A gangster on the run takes a psychiatrist and his friends
hostage and the psychiatrist starts treating him like a patient.
Blind Alley (1939)
Directed by Charles Vidor
Written by Albert Duffy, Michael Blankfort, Philip MacDonald
Starring Ralph Bellamy, Chester Morris, Ann Dvorak,
Rose Stradner, Melville Cooper, Joan Perry
Based on the stage play by James Warwick
Charles Vidor has a long and well respected resume and Blind Alley may be one of his lesser known titles, but it’s a pretty solid film. It’s based on James Warwick’s play of the same name and it feels like one as most of the film takes place in one building. Home invasion stories aren’t used enough for the big screen in my option. There are so many routes that you can go with it and I really like the one Blind Alley takes.
Convicted murderer, Hal Wilson is a rowdy son of a bitch who escapes from prison with the help of his gang. He decides to stop at a house to hideout and the house he chooses just so happens to be hosting a dinner party. A renowned psychiatrist named Dr. Shelby and his wife Doris, are the owners of the home and handle the invasion much better than I would. It turns into mind games as Dr. Shelby begins questioning Wilson relentlessly, trying to figure out why he’s so violent.

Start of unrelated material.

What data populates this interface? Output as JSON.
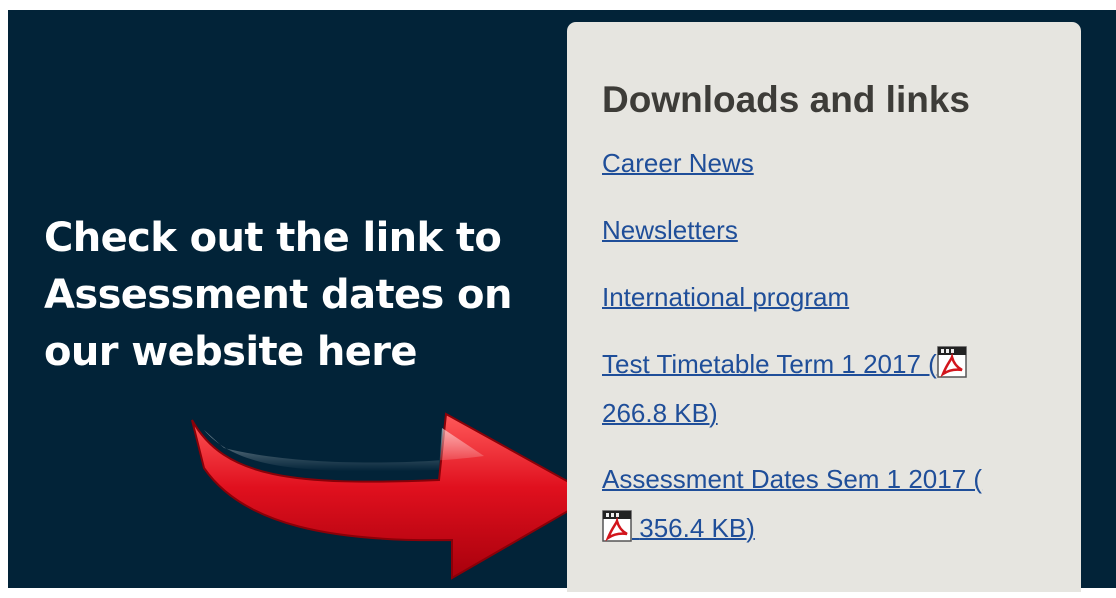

Blind Alley is very short and to the point. We are inside one house almost the entire time and that’s something I’ve always loved in films. There’s a showdown going on downstairs between a murderer and a doctor, but everyone in the house serves a purpose. This is the first Vidor directed film I’ve ever seen, but I know he has some classics under his belt. Blind Alley has me interested in looking into his other stuff for sure.